The Beauty Queen of Leenane, McDonagh’s breakthrough play, openly broke the Bechdel test. In addition to introducing the most daring writer of his generation, the play showed that McDonagh had a knack for writing dynamic female characters like few men have ever done. In his mostly criminal dominated world, McDonagh’s female characters, from the Lieutenant of Inishmore, Cripple of Inishmaan, In Bruges and beyond, have always played a crucial part. His women are tough, inspirational to the male characters, but providing a moral compass that puts everyone in their place. Women play a less prominent, less dynamic role in Seven Psychopaths, but as McDonagh’s most self-referential work, he shows his ability to openly criticize himself for writing weaker female characters, and showing violence to women at all (he nearly gave up on the film after a CBS executive condoned his depiction of violence to women but not his violence to dogs). It was rare, and it was ballsy, and it showed he understands the difference between violence in general and violence against women, which is pretty rare for dudes.
In Improv 101 at UCB, I was taught, when you’re playing someone a different gender in comedy, never to ham up the craziness of “I’m a dude playig a woman, isn’t that crazy!”The main example we were given was Dave Foley, wit-in-chief of Kids in the Hall (by my count the best sketch comedy group that ever existed), who played woman casually, with an innate sense that it had to be a complete character. Kids in the Hall sketches were full of feminism, with Foley’s creepy monologue openly declaring his good attitude towards menstruation (my go-to comedy monologue for auditions), and Cabbage Head, which Foley would state directly came from his observation of faux-sensitive abusive boyfriends. Foley’s Marc Maron interview exposed his devastating relationship problems that came from his feminism (a cautionary tale to everyone like me), but I never question his ethics, in comedy or anywhere else.
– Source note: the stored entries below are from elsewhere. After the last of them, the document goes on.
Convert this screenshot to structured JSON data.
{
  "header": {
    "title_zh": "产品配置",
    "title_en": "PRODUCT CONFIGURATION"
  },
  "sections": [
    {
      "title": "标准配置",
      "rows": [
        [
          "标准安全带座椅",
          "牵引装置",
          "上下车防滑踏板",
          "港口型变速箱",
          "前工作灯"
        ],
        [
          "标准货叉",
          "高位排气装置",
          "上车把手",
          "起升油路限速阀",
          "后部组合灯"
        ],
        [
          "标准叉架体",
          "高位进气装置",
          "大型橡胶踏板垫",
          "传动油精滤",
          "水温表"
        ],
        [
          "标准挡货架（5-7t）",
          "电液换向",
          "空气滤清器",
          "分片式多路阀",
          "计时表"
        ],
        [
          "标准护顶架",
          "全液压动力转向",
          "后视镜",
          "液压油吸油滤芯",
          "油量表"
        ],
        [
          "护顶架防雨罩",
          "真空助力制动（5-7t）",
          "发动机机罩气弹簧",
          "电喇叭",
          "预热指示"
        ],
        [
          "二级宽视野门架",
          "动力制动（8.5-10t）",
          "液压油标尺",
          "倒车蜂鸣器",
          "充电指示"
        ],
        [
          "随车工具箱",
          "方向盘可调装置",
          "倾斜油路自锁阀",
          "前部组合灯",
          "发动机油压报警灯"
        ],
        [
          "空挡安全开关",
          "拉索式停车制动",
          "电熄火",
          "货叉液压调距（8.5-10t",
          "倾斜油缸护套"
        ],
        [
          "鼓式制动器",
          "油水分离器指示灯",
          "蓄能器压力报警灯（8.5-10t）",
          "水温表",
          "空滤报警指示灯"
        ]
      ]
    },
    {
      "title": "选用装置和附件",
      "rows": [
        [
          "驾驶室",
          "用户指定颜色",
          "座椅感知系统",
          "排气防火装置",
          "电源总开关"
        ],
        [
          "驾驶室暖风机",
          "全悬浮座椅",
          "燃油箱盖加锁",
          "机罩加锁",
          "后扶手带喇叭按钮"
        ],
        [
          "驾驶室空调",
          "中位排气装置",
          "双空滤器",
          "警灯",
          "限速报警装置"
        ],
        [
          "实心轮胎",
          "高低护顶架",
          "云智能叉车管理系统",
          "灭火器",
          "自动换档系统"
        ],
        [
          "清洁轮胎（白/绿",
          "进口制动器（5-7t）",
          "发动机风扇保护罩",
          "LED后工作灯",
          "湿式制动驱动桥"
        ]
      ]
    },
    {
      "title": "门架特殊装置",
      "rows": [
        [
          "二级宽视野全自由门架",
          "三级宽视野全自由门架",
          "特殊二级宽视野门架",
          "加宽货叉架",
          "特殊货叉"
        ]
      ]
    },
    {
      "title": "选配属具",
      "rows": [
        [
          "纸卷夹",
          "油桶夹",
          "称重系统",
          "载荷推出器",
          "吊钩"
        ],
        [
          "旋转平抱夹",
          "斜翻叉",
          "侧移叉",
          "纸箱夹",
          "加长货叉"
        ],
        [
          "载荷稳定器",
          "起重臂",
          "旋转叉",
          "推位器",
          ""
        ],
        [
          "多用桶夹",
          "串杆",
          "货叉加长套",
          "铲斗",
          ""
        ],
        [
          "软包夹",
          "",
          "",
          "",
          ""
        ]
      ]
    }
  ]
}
This list is not ranked (that’s a dudely thing to do), but if one was to rank it, it’d be hard not to put Whedon at the top of this list. From Buffy to Firefly to Angel to Avengers, Whedon’s female charactes have been among the most inspiring and multidimensional ever depicted. Taking inspiration from his mother and his own traumatic experiences, he came up with the kind of female characters that are vulnerable, flawed, but still tough, with a spirit of perseverence, drive and power that had never really been depicted in teleivision before or since. Some say his depiction of violence against women is exhausting, but I feel his refusal to sugar coat a very real phenomenon in the world is about as brave as it gets, and the fact that he’s able to draw metaphors with vampires, demons, and goblins makes it easier to take and less Lifetime-ish. And those characters, omg. Truly, if you’re a dude who likes it when dudes depict women well, Whedon is pretty much as good as it gets.